3.8     Aan dat alles kunnen de positieve verklaringen die verzoeker over zijn werkzaamheden na zijn detentie heeft overgelegd, niet afdoen. Het is duidelijk dat zich in  het persoonlijke en het werkzame leven van verzoeker inmiddels positieve ontwikkelingen voordoen, maar die nemen de geschetste onduidelijkheid en het bestaan van de gegronde vrees niet weg.

3.9     Terzijde merkt het hof nog op dat verzoeker naar aanleiding van vragen over de zeer algemene brief van 27 oktober 2013 van de GZ-psycholoog bij wie hij sinds 2009 in behandeling is, aan het hof onvoldoende duidelijk heeft kunnen maken wat precies zijn hulpvraag is geweest, wat de diagnose was en welke voortgang is geboekt.

Tenslotte overweegt het hof dat het de testrapportage van D. van 31 mei 2014 van beperkt belang acht nu dat rapport is gebaseerd op antwoorden van verzoeker op digitaal gestelde vragen, en er alleen een nagesprek met verzoeker is geweest over de uitkomst daarvan, zonder dat over het delict is gesproken.

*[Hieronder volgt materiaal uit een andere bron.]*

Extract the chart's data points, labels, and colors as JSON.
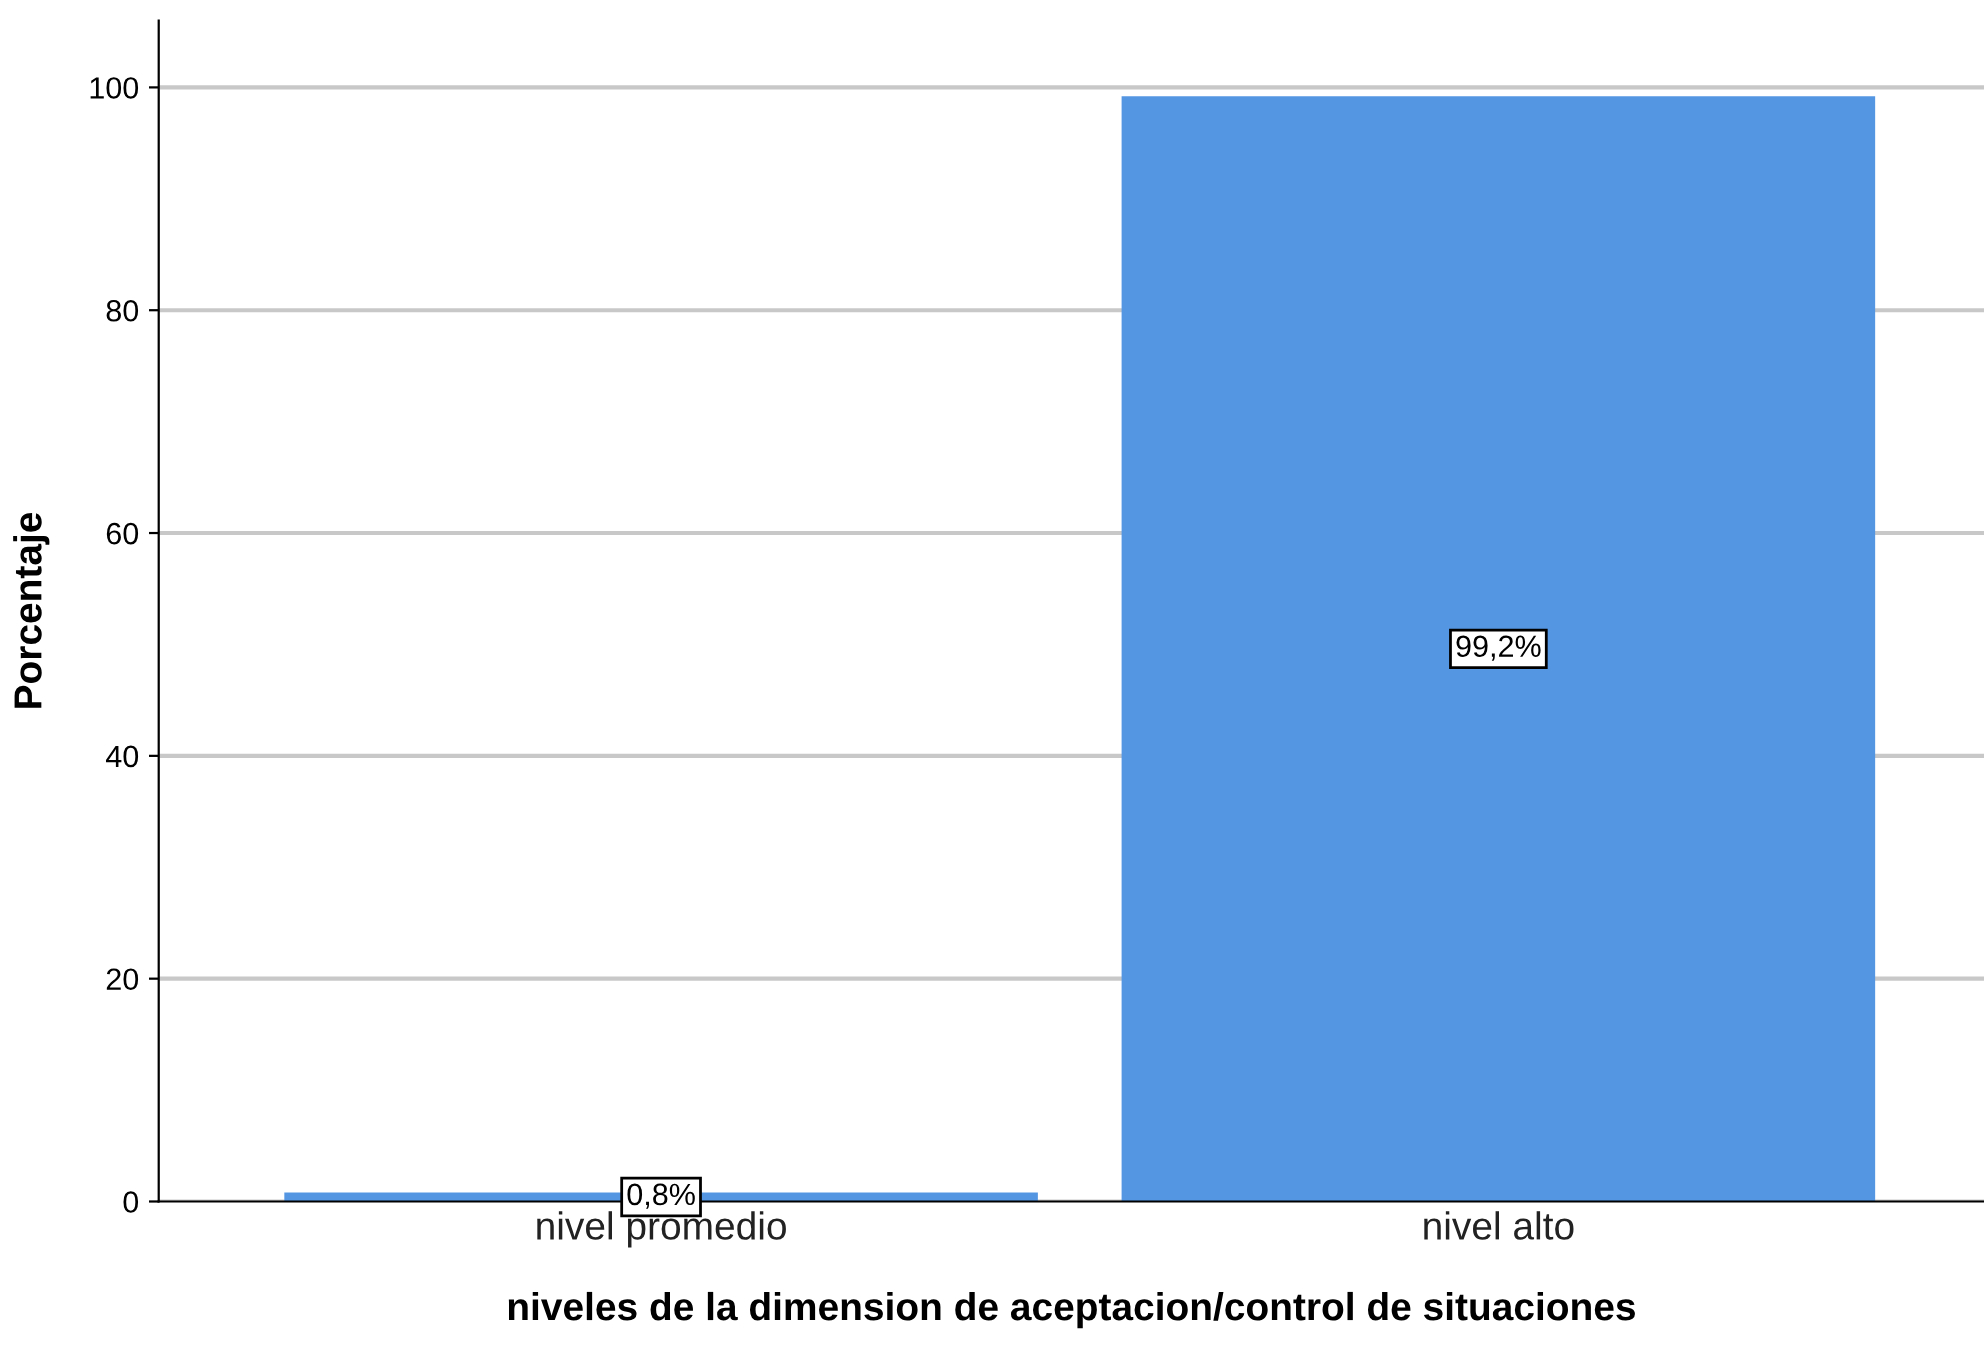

3.10   De slotsom is derhalve dat het beklag van verzoeker tegen het verzet van de raad van 13 maart 2014 ongegrond moet worden verklaard.

          BESLISSING

Het Hof van Discipline:

verklaart het beklag van verzoeker tegen de beslissing van de Raad van Toezicht voor de Orde van Advocaten bij de Hoge Raad der Nederlanden van 13 maart 2014 ongegrond.

Aldus gewezen door mr. P.M.A. de Groot-van Dijken, voorzitter, mrs. A.B.A.P.M. Ficq, C.A.M.J. Raymakers, M. Pannevis en J.R. Krol, leden, in tegenwoordigheid van mr. I.F. Schouwink, griffier, en in het openbaar uitgesproken op 14 juli 2014.